Ice Carving 101
Enrolling in culinary school at a community college, I never thought I'd learn skills as obscure as ice carving, nor did I think I'd get to wield a chainsaw as part of class. But here we are.
This semester, I'm enrolled in Intro to Garde Manger. Garde manger literally means "keeper of the food," but it refers to the production of foods to be served cold—things like salads, cold soups and sauces, hors d'oeuvres, and pates and terrines.
Because many of these foods are served at buffets and other fancy events, garde manger chefs are also tasked with planning menus and decor, which is why fruit and ice carving are often taught in this class.
My class was lucky enough to have as a guest instructor master ice sculptor Nick Hartmann (if you need an ice carving in or near Birmingham, give him a call!), whose patience and knowledge were very helpful.
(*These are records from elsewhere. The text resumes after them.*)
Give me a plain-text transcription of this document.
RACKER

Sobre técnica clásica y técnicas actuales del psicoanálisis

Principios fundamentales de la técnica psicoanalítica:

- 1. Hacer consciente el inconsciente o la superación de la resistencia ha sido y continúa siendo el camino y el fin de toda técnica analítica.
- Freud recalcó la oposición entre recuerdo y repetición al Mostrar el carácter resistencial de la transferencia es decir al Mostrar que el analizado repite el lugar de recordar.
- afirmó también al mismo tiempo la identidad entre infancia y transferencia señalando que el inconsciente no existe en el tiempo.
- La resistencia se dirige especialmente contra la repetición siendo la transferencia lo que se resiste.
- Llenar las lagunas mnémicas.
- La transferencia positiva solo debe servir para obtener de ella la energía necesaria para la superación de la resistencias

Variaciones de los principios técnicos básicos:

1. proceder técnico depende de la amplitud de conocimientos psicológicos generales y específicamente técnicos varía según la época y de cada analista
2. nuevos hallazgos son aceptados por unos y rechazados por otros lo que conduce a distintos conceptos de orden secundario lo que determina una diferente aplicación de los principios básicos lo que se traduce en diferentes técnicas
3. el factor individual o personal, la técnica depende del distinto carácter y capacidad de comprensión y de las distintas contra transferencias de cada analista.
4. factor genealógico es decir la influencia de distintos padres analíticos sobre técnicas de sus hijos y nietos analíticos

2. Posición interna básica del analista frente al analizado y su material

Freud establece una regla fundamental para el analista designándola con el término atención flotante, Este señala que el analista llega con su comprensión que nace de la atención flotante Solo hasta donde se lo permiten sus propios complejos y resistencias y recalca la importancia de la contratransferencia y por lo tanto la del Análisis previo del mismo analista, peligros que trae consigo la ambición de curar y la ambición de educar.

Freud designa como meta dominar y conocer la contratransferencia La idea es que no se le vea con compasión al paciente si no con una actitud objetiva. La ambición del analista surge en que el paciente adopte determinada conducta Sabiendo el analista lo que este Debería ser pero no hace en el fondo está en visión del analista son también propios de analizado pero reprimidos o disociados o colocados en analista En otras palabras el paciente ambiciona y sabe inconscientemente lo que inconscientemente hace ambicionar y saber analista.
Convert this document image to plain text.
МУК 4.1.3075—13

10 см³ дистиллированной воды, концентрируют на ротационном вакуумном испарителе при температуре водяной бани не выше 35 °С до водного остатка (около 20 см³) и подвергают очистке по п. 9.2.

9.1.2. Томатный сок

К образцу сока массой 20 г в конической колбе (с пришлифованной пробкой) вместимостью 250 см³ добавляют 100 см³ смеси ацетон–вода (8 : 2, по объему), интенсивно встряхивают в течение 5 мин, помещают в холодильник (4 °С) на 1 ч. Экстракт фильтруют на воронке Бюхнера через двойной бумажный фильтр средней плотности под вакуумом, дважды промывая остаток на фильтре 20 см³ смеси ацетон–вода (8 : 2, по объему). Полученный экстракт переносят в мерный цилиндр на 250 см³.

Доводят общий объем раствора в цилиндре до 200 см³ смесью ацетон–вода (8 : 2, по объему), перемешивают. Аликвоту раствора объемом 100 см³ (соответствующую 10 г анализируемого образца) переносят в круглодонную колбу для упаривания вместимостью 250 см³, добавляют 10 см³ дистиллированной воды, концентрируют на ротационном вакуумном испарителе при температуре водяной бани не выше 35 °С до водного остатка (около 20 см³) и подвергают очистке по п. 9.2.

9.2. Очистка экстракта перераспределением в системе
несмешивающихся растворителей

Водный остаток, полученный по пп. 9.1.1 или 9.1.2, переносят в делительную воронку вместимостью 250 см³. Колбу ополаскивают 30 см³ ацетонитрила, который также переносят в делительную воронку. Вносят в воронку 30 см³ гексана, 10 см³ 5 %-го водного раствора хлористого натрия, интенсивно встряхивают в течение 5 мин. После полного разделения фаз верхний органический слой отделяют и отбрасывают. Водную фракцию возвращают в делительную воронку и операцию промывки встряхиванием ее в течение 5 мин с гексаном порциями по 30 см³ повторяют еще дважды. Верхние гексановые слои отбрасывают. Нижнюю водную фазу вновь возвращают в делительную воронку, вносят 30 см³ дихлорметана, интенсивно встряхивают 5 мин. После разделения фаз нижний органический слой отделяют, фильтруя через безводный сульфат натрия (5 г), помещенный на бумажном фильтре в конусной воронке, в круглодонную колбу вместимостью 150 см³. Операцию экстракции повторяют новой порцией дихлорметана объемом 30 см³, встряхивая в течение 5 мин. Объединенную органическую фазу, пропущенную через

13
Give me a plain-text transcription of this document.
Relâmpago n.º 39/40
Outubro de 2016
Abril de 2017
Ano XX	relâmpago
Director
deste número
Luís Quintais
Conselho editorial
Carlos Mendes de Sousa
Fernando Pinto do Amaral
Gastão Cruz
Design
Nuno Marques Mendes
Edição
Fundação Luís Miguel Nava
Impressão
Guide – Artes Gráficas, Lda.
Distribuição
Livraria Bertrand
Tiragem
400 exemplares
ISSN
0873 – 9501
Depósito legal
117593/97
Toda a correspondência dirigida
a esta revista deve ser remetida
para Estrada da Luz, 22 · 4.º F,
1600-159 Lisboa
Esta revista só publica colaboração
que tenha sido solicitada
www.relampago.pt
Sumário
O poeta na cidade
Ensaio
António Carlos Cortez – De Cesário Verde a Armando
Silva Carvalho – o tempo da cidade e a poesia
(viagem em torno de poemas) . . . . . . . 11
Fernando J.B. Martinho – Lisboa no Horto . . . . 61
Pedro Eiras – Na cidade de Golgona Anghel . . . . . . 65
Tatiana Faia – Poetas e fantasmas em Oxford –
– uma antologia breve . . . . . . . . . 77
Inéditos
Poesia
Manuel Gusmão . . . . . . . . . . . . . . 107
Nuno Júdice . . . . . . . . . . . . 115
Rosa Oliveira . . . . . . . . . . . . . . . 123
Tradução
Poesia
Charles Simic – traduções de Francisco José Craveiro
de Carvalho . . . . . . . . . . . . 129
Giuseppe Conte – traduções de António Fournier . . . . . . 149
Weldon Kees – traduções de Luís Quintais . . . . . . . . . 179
The ice-carving process is deceptively simple—you enlarge your pattern onto a 20- by 40-inch piece of paper, trace it onto the ice with a Dremel tool, and then go crazy with chainsaws, angle grinders, and an assortment of chisels to finalize your design.
I sketched out a Grecian urn-looking thing whose only real difficult element was some thin, U-shaped handles on the sides. The easiest way to do this, Nick told me, is to cut the handles out of pieces of scrap ice and fuse them on later. I made 4 handles, just to be safe. The ones in the photo below are the final two handles. Big surprise.
Okay, it looks a little janky, but not bad for a first try, right? Well, about 3 seconds after this photo was taken, as we were loading my sculpture onto a dolly to carry it back into the freezer, one of the handles fell off and shattered into a million pieces. I don't think I have much of a career in ice sculpture ahead of me, but it's an item to check off the ol' bucket list.